Das 90%-Syndrom – Warum Aufgaben kurz vor dem Ziel einbrechen.

Die Angst vor dem Abschluss

In der Welt des Projektmanagements taucht immer wieder ein Phänomen auf, das als „90%-Syndrom“ bekannt ist. Es beschreibt die Neigung von Mitarbeitenden, den Fortschritt ihrer Arbeitspakete auf 90 % zu beziffern, ohne jemals die letzten 10 % abzuschließen.

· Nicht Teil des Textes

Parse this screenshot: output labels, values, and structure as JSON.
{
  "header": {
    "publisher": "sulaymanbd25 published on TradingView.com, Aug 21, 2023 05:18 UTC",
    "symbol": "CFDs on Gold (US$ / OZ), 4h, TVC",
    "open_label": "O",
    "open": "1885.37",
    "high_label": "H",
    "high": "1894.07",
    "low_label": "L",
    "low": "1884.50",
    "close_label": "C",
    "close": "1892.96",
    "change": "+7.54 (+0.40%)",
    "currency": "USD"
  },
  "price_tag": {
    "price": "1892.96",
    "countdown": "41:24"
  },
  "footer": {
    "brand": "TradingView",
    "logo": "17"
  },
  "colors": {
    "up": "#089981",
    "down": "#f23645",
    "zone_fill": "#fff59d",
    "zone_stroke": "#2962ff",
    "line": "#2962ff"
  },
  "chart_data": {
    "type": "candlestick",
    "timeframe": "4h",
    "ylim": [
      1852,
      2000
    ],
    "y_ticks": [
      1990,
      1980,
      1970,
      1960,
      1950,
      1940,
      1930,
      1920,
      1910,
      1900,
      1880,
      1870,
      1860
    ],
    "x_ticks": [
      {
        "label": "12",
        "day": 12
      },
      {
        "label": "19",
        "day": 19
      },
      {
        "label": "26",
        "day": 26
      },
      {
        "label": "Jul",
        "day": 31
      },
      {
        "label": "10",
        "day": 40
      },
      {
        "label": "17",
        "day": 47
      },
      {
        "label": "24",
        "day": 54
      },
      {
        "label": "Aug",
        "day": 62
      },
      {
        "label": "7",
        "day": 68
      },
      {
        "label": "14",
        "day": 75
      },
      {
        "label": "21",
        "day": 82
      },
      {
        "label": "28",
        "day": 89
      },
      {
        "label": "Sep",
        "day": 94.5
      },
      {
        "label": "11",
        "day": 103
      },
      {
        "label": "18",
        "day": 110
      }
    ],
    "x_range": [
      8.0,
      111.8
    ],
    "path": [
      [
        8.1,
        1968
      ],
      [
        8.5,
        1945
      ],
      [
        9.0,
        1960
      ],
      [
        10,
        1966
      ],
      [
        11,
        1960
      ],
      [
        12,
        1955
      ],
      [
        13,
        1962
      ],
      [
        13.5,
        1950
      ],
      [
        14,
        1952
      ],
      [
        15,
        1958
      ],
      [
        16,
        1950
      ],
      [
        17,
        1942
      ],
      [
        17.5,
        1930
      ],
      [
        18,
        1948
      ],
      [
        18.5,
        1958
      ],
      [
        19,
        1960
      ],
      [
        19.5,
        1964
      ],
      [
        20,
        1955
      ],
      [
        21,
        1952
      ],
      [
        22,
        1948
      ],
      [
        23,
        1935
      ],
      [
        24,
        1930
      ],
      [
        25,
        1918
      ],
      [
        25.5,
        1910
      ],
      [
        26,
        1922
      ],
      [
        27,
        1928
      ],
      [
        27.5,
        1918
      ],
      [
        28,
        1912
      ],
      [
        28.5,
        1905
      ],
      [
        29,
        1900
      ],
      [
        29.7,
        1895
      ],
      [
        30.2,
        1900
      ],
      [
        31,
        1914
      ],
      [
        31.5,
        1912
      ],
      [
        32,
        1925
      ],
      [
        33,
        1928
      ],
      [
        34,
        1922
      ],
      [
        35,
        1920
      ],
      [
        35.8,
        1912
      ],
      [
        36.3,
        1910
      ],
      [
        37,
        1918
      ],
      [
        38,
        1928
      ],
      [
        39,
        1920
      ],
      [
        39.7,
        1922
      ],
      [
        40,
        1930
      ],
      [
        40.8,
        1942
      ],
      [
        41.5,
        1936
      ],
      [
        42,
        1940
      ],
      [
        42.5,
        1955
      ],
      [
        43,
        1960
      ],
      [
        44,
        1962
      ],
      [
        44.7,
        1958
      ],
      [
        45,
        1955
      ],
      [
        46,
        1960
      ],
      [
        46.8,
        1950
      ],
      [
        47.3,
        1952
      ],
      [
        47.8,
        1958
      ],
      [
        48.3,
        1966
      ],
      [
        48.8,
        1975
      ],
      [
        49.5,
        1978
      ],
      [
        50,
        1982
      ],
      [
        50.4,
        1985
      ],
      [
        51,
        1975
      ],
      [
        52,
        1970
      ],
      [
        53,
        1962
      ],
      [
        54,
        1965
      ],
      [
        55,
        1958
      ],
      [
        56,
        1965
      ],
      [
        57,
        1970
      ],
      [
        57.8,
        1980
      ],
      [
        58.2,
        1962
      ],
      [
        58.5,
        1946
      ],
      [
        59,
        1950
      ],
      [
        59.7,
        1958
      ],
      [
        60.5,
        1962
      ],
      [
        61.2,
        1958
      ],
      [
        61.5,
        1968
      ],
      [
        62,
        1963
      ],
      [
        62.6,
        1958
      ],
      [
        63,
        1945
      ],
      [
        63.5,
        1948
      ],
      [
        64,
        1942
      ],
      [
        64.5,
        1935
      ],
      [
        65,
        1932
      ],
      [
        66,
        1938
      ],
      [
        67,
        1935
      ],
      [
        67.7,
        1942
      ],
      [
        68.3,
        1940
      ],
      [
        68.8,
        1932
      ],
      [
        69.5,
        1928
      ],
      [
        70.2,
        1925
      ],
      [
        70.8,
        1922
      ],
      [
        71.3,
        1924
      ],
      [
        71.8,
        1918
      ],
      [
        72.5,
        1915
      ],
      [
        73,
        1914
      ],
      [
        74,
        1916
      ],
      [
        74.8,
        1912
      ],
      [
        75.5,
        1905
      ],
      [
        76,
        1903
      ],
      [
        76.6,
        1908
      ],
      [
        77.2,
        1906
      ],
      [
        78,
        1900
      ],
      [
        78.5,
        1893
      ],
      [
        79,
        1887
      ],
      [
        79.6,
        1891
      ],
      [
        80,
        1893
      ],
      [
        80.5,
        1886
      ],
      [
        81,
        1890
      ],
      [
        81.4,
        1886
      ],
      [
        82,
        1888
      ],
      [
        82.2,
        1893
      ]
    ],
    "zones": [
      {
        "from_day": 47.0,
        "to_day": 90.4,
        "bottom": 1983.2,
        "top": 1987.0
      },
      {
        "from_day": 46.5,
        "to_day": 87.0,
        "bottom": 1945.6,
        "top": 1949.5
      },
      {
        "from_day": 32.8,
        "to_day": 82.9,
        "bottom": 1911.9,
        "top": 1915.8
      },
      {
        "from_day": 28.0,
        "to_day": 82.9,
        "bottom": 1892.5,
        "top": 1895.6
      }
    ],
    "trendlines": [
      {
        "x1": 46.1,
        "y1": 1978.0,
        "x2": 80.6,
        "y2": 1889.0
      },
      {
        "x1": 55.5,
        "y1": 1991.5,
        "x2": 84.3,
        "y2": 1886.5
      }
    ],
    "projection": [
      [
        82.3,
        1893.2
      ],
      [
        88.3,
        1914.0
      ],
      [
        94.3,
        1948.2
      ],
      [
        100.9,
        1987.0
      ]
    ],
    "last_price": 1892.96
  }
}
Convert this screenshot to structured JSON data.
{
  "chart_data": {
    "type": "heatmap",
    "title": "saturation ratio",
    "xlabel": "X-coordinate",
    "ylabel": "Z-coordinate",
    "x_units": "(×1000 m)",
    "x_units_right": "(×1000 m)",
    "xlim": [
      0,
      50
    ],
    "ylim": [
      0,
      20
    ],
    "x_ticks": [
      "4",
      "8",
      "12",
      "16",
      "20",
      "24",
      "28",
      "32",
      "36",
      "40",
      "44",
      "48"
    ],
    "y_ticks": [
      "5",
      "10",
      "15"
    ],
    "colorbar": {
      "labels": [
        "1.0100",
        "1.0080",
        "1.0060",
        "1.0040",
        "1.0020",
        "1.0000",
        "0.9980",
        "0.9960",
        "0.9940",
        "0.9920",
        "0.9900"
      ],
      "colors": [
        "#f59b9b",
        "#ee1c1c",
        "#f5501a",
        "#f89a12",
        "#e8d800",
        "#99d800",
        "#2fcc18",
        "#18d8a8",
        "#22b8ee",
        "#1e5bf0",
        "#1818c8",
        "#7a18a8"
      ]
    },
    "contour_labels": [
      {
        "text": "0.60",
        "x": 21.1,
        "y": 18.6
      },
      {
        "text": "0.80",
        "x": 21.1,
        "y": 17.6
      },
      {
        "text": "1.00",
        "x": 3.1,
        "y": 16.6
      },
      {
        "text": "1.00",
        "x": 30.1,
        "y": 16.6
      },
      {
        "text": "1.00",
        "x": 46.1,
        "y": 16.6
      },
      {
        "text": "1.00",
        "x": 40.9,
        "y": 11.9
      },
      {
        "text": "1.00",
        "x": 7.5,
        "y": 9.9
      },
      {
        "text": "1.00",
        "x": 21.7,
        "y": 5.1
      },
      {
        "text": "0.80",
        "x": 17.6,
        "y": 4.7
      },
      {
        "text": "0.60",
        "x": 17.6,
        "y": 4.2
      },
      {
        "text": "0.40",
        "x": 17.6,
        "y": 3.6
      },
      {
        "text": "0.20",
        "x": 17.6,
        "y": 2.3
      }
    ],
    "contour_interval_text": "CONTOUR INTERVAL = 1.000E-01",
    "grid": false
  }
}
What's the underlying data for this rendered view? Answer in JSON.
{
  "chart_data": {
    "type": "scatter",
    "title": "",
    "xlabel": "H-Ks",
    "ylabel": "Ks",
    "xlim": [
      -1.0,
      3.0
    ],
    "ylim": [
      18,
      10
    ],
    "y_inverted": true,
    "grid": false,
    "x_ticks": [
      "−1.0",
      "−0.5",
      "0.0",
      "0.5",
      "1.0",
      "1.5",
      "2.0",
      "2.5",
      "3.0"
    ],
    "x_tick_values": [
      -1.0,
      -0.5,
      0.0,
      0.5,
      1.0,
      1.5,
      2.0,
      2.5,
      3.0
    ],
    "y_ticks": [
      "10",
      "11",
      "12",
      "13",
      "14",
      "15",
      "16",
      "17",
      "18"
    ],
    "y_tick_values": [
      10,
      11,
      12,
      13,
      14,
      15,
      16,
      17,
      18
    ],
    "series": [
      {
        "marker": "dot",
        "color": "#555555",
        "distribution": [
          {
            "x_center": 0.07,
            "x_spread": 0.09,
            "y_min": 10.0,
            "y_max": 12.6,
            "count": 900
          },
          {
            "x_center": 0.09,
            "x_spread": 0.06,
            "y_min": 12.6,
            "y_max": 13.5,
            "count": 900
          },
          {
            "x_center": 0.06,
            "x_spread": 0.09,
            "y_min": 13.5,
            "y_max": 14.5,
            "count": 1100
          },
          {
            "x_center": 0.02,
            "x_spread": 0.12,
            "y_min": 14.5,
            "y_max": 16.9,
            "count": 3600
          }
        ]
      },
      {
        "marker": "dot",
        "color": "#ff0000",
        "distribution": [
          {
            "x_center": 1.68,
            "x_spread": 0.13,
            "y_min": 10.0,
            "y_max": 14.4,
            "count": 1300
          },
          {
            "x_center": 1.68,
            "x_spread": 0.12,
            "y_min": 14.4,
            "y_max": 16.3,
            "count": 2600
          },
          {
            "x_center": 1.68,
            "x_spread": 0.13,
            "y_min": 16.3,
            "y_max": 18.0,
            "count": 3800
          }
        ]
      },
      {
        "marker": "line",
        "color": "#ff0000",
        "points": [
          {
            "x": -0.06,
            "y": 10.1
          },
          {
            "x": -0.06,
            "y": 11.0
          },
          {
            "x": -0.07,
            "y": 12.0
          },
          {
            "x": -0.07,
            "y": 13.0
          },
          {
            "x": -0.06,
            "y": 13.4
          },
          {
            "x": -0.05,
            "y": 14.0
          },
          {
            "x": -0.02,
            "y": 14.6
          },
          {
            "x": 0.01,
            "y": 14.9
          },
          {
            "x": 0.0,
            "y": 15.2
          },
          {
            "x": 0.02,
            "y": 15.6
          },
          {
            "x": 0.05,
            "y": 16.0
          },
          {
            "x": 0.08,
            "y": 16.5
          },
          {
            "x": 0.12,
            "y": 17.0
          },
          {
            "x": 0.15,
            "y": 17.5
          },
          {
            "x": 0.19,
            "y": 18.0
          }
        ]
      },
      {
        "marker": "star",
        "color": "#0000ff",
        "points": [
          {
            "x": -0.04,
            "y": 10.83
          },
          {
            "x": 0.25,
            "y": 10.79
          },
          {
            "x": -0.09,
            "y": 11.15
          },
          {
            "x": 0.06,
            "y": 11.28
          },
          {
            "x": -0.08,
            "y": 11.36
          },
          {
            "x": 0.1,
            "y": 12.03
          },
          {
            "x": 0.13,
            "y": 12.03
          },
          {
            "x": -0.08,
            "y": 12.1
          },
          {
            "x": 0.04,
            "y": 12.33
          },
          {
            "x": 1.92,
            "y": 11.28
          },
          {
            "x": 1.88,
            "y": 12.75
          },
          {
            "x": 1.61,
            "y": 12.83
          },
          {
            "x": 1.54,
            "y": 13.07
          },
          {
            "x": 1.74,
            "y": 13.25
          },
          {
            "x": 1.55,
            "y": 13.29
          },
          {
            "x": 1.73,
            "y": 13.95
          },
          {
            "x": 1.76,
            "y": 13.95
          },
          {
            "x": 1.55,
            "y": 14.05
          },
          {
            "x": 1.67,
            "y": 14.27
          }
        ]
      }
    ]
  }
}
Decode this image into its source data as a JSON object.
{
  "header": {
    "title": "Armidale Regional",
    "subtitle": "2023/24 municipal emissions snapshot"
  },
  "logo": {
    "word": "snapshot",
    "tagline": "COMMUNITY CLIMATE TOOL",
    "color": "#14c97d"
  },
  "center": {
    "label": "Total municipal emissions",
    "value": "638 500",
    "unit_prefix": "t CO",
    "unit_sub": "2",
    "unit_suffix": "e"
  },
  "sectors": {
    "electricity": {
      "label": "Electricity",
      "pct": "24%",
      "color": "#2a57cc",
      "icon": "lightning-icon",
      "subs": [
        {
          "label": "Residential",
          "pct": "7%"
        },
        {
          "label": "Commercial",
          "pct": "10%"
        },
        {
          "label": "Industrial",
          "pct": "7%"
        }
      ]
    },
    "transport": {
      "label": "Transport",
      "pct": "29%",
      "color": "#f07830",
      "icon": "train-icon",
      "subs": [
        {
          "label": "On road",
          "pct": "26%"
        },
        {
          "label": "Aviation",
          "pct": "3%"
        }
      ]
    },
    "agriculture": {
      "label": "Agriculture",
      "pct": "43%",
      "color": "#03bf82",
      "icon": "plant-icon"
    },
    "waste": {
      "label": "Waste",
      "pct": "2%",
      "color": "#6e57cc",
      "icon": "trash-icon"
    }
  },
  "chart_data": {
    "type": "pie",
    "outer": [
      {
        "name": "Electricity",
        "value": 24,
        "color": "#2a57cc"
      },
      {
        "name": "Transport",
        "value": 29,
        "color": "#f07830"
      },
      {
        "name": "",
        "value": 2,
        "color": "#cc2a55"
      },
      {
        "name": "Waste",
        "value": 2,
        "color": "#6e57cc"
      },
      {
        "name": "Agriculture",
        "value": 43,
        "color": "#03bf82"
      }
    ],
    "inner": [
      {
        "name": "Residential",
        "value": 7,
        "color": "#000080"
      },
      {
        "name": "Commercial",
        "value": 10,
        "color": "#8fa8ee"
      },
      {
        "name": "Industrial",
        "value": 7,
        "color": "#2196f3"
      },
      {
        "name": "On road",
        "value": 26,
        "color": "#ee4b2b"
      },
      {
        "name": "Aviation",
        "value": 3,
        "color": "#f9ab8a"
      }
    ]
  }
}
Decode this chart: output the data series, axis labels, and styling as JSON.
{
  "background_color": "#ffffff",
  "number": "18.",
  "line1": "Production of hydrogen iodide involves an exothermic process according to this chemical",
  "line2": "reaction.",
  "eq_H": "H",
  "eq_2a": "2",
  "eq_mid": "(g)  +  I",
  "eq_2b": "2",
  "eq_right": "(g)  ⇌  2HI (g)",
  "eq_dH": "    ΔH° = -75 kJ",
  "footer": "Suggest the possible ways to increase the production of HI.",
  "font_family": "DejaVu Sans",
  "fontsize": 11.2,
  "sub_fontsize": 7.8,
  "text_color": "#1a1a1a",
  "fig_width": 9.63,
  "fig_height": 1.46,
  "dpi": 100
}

Doch was steckt hinter dieser weit verbreiteten Verhaltensweise und wie können Projektleitung und Team ihr begegnen?

Was ist das 90%-Syndrom?

Das 90%-Syndrom bezeichnet die Situation, in der Projektmitarbeitende ihre Aufgaben als nahezu abgeschlossen melden, jedoch die letzten Schritte zur endgültigen Fertigstellung nicht vollziehen. Dieser Verhaltensweise liegt häufig eine gewisse Unsicherheit und Angst oder Perfektionismus zugrunde. Der Begriff spielt darauf an, dass viele Aufgaben immer wieder mit einem Fertigstellungsgrad von 90 % gemeldet werden, auch dann wenn bereits fertig sind oder tatsächlich ganz kurz vor der Vollendung stehen.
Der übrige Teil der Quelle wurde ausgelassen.